Each texel requires a weight, which defines the relative contribution of each color endpoint when interpolating the color gradient.
For smaller block sizes, we can choose to store the weight directly, with one weight per texel. However, for the larger block sizes there are not enough bits of storage to do this. To work around this issue, ASTC allows the weight grid to be stored at a lower resolution than the texel grid. The per-texel weights are interpolated from the stored weight grid during decompression using a bilinear interpolation.
Both the number of texel weights, and the weight value BISE quantization level, can be chosen on a per-block basis.
Using a single weight for all color channels works well when there is good correlation across the channels, but this is not always the case. Common examples where we might get low correlation include:
- Textures storing RGBA data. Alpha masks are not usually closely correlated with the color value.
- Textures storing normal data. The X and Y normal values often change independently.
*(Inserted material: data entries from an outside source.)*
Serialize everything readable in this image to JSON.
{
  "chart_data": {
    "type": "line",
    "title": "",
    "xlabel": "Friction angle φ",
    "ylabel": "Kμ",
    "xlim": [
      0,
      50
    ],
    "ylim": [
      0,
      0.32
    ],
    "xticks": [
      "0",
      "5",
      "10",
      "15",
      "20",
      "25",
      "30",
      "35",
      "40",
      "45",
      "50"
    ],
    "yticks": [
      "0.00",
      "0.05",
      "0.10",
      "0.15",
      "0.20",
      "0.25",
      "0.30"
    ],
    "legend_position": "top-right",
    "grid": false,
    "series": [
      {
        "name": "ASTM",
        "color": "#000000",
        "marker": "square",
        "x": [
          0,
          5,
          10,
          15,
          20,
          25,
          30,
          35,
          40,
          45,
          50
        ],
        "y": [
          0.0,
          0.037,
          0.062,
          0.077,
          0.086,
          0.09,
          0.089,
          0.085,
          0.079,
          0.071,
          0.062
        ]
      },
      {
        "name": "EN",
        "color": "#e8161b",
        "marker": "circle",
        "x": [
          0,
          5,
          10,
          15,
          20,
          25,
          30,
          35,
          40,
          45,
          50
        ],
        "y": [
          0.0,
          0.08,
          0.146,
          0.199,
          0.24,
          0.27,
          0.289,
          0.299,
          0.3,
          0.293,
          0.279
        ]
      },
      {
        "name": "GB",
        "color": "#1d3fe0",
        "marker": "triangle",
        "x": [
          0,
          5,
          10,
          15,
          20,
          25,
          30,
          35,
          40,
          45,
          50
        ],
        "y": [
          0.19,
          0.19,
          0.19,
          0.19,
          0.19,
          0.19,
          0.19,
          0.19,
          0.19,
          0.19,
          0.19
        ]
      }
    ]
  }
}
ASTC provides a dual-plane mode, which uses two separate weight grids for each texel. A single channel can be assigned to a second plane of weights, while the other three use the first plane of weights.
The use of dual-plane mode can be chosen on a per-block basis, but its use prevents the use of four-color partitions. This is because there are not enough bits to concurrently store both an extra plane of weights and an extra set of color endpoints.